Hypoxemia and hypercapnia are well known manifestations of ASA, and are in line with findings of other investigators [10, 11]. In the study by Gluck et al., intubated and mechanically ventilated patients with status asthmaticus exhibiting hypercapnia with respiratory acidosis markedly improved both pH and PaCO2 after 20 min of He/O2 inhalation [11]. In the present study, however, He/O2 tended to worsen both these parameters. One possible explanation rests in the high deadspace documented in the MIGET exploration, both at baseline and in the two experimental conditions. Such a high baseline deadspace was also present in our validation study [16], and is mainly the result both from anatomical and instrumental deadspace. For He/O2 to correct hypercapnia, the latter should mostly result from two causes: (1) alveolar hypoventilation due to a fall in tidal volume resulting from severe bronchospasm, the pressure limit on the ventilator being reached before the preset tidal volume is delivered [11], and (2) deadspace resulting from high levels of hyperinflation [34]. In both these instances, He/O2, by decreasing airway resistance and hyperinflation [35], should increase alveolar ventilation and reduce deadspace, which should in turn decrease PaCO2. Regarding the first point, ventilator parameters were not modified, and minute ventilation remained unchanged during all three phases of the protocol (Table 1). As for deadspace, no modification was noted with He/O2 (Table 2). However, there was a marked increase in the dispersion of VA/Q ratios (Disp R-E), during bronchospasm, which remained elevated during He/O2 inhalation (Table 2). Thus, it seems that the absence of improvement of PaCO2 with He/O2 probably resulted from failure of the latter to correct this major increase in Disp R-E (Table 2). The reasons for this absence of improvement is not obvious at this time.

The absence of change of PaO2 with He/O2 was probably the result of several factors. Hypoxemia in patients with ASA has been shown to result from an abnormally elevated dispersion of pulmonary blood flow distribution with an increase in perfusion to low VA/Q units, in the absence of shunt [36, 37]. In our study, the dispersion of the perfusion distribution was markedly increased by bronchospasm, and was further worsened by He/O2 (Table 2), which should have worsened PaO2. Furthermore, even though statistically nonsignificant, there was a trend towards an increase in shunt with He/O2, which should also have lowered PaO2. The cause for this remains speculative, but some derecruitment with He/O2 could have occurred, a hypothesis we are presently investigating in the same model. Nonetheless, the effects of gas density on convective and diffusive gas transport in the lungs are quite complex [38], and conflicting results have emerged regarding He/O2. He/O2 has been shown to increase PaO2 and reduce the alveolar-arterial PO2 difference (DA-aO2) in animal studies [39], while the opposite was documented in COPD patients [14, 15]. In two studies in COPD, one during noninvasive ventilation [40], the other in intubated, paralyzed, and mechanically ventilated COPD patients [35], no effect on PaO2 was observed. Finally, in a recent study in intubated and mechanically ventilated patients with ASA, He/O2 reduced DA-aO2 and increased PaO2 [41]. Thus, the difficulty of extrapolating from animal data notwithstanding, it seems that He/O2 does not markedly deteriorate arterial oxygenation in this situation, due to the probable interaction of opposing mechanisms.

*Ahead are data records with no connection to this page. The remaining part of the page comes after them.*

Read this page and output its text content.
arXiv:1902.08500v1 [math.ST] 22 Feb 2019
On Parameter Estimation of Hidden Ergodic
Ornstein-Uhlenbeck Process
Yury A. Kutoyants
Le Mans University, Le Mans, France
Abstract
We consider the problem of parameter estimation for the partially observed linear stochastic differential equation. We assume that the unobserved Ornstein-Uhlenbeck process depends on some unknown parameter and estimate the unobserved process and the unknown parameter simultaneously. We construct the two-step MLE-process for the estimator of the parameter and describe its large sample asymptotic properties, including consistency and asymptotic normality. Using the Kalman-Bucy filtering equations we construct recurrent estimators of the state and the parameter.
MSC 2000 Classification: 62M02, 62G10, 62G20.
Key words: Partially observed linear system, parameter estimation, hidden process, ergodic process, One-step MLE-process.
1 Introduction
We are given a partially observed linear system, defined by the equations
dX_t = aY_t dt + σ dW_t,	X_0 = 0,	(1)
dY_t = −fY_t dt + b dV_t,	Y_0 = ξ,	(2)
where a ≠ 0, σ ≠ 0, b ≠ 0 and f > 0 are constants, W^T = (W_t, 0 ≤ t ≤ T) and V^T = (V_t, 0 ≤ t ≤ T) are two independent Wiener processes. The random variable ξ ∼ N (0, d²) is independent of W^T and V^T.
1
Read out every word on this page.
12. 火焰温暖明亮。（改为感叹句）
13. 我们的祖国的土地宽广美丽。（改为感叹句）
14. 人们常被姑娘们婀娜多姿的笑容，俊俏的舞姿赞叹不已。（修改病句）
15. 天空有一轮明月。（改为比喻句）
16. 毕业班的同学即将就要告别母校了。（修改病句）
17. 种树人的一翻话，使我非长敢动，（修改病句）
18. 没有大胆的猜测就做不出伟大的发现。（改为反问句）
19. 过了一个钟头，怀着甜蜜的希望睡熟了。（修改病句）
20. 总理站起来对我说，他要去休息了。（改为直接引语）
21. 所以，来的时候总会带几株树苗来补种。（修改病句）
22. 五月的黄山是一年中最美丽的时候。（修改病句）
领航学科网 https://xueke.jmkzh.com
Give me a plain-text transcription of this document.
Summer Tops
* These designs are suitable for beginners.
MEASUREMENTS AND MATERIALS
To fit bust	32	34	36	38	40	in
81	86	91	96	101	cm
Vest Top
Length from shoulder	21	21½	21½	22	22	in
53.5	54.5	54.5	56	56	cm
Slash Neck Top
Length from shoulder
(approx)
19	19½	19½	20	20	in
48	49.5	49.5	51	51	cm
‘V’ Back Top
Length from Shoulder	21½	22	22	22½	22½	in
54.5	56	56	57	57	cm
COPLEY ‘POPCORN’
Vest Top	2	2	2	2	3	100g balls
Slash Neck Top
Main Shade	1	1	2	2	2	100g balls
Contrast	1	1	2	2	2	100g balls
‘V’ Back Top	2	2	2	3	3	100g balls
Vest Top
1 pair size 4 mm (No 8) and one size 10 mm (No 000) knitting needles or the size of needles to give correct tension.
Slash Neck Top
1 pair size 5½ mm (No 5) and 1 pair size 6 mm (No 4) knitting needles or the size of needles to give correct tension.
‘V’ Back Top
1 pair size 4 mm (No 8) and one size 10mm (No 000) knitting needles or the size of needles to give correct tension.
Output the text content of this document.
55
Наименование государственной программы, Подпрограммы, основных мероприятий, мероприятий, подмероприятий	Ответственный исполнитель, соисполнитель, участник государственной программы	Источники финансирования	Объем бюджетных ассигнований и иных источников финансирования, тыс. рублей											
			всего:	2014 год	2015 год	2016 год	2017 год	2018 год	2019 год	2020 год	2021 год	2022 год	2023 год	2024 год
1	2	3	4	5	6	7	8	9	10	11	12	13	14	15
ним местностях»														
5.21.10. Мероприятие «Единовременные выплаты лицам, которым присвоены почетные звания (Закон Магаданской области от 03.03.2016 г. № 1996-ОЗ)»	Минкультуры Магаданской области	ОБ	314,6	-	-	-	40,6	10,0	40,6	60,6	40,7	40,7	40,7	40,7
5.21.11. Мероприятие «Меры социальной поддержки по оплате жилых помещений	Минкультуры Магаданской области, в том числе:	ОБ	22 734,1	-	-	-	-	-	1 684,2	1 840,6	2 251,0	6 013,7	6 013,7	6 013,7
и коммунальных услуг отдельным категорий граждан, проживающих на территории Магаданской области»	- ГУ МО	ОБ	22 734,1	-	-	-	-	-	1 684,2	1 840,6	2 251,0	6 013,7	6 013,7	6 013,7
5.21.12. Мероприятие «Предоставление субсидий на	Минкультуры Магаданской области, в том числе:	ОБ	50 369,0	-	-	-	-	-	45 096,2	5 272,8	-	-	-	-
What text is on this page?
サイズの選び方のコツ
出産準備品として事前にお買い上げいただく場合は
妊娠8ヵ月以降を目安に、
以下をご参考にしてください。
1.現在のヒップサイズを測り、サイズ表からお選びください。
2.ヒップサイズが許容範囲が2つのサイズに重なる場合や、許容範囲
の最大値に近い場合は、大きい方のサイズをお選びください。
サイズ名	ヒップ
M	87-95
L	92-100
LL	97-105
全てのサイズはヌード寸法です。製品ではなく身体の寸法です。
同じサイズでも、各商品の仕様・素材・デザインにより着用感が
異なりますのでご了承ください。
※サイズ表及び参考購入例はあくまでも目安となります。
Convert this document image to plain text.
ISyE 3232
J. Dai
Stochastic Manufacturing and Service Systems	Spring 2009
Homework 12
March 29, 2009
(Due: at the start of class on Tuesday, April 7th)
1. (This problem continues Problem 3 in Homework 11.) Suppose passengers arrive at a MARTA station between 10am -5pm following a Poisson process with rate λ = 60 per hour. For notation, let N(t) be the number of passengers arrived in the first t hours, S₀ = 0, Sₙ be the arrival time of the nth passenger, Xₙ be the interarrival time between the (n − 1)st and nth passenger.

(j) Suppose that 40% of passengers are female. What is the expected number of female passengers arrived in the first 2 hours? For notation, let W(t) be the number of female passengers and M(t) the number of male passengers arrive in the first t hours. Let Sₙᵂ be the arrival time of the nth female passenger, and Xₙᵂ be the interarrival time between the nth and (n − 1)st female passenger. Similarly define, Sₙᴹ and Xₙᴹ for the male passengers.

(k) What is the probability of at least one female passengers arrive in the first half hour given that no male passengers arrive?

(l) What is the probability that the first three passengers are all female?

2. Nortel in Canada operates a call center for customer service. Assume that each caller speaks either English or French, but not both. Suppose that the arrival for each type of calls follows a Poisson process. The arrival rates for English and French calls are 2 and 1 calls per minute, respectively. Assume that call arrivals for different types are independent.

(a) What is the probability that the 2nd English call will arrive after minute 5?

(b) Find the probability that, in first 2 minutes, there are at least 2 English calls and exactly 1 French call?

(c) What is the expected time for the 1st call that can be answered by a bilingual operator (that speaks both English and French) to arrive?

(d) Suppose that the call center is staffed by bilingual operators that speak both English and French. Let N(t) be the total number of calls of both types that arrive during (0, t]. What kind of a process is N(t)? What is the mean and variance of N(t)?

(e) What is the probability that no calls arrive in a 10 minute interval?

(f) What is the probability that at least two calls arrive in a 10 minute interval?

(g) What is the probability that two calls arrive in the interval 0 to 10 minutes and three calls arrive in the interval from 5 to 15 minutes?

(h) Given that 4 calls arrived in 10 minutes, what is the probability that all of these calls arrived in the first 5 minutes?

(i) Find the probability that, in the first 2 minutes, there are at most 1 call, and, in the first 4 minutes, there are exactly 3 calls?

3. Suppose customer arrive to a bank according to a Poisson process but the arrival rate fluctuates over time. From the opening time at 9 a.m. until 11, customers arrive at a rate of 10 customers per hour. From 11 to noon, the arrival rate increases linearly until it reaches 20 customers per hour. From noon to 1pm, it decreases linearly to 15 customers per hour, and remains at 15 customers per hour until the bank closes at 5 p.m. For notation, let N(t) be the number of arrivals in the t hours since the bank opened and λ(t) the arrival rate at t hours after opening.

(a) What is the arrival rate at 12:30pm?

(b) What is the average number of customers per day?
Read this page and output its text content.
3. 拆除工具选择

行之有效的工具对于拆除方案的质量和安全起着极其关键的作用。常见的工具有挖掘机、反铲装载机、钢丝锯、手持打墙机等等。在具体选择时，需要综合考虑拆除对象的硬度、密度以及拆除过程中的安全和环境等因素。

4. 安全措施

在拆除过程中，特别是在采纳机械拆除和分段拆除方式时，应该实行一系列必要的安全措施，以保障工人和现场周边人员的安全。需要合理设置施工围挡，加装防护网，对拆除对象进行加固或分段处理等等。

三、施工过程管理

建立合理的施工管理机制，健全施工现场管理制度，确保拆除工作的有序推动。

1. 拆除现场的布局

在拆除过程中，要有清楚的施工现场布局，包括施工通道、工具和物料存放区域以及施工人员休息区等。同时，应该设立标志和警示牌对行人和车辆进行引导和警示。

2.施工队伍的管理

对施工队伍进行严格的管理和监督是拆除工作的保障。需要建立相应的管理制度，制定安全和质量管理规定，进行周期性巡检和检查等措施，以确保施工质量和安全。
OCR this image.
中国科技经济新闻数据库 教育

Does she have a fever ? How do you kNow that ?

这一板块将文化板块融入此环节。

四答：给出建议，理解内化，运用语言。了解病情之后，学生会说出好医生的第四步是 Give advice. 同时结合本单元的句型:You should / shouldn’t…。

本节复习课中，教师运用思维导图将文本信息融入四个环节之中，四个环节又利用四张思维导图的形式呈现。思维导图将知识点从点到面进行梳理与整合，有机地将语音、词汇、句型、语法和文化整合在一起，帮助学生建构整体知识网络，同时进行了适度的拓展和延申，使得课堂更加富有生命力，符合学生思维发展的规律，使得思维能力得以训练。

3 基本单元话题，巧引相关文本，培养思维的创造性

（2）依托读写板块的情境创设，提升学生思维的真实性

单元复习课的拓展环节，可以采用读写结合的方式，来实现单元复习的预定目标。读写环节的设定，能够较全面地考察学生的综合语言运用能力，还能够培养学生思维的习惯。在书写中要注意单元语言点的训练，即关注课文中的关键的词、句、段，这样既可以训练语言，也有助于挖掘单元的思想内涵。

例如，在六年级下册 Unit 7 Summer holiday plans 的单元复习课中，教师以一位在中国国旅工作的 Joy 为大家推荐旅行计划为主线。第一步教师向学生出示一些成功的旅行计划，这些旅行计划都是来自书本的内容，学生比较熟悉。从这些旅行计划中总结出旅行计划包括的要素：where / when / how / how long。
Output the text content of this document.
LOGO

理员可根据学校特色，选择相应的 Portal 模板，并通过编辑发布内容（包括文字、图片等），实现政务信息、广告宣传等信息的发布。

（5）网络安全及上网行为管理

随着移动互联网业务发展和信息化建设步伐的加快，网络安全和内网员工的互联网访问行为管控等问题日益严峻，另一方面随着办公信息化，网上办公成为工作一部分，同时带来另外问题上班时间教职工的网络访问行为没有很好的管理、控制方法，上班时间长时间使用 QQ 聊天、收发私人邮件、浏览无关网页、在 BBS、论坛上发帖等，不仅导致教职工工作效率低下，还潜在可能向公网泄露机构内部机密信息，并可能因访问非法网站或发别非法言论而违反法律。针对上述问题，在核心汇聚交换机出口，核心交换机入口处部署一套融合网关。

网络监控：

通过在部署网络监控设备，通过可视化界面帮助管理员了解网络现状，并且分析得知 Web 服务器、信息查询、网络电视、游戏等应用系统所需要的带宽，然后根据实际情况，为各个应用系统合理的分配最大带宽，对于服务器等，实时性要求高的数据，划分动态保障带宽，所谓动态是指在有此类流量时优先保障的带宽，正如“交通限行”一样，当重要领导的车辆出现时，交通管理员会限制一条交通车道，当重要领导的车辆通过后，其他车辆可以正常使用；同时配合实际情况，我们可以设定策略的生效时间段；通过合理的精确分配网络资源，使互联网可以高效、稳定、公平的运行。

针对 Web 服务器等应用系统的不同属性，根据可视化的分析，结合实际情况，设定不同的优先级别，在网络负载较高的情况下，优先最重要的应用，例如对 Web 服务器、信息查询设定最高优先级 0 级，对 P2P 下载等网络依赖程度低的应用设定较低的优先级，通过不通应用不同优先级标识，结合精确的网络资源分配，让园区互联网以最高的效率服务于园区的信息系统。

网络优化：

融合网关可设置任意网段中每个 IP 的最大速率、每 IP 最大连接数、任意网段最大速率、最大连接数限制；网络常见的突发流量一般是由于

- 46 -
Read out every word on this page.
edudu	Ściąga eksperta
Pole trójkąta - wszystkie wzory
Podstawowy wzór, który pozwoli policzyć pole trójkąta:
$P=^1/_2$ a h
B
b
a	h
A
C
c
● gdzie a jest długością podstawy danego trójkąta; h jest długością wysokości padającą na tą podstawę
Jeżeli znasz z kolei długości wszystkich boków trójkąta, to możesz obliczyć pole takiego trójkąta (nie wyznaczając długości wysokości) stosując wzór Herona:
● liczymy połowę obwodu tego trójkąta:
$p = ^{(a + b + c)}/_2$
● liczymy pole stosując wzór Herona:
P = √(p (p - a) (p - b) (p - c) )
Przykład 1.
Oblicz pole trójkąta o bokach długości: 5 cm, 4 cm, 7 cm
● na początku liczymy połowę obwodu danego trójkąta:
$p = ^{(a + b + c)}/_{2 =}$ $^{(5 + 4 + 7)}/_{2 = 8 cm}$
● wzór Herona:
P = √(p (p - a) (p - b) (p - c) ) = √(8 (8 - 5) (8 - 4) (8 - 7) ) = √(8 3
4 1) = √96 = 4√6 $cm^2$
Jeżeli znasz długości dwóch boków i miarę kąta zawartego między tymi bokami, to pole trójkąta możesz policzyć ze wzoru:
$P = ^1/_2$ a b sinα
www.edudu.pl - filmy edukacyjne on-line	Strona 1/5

In conclusion, the results of this study show that, in a stable animal model of methacholine-induced bronchospasm, He/O2 exerts favorable effects on airway resistance and work of breathing, but fails to improve PEEPi, arterial blood gases, and VA/Q relationships. Further studies should be conducted in this model to determine the mechanisms underlying these effects, and to explore whether they can be extrapolated to the clinical setting. Indeed, in intubated and mechanically ventilated patients with acute severe asthma, avoidance of lung damage by reducing intrathoracic pressures with He/O2 still remains an attractive option, whose favorable effects could outweigh what appears to be a moderate price to pay in terms of gas exchange.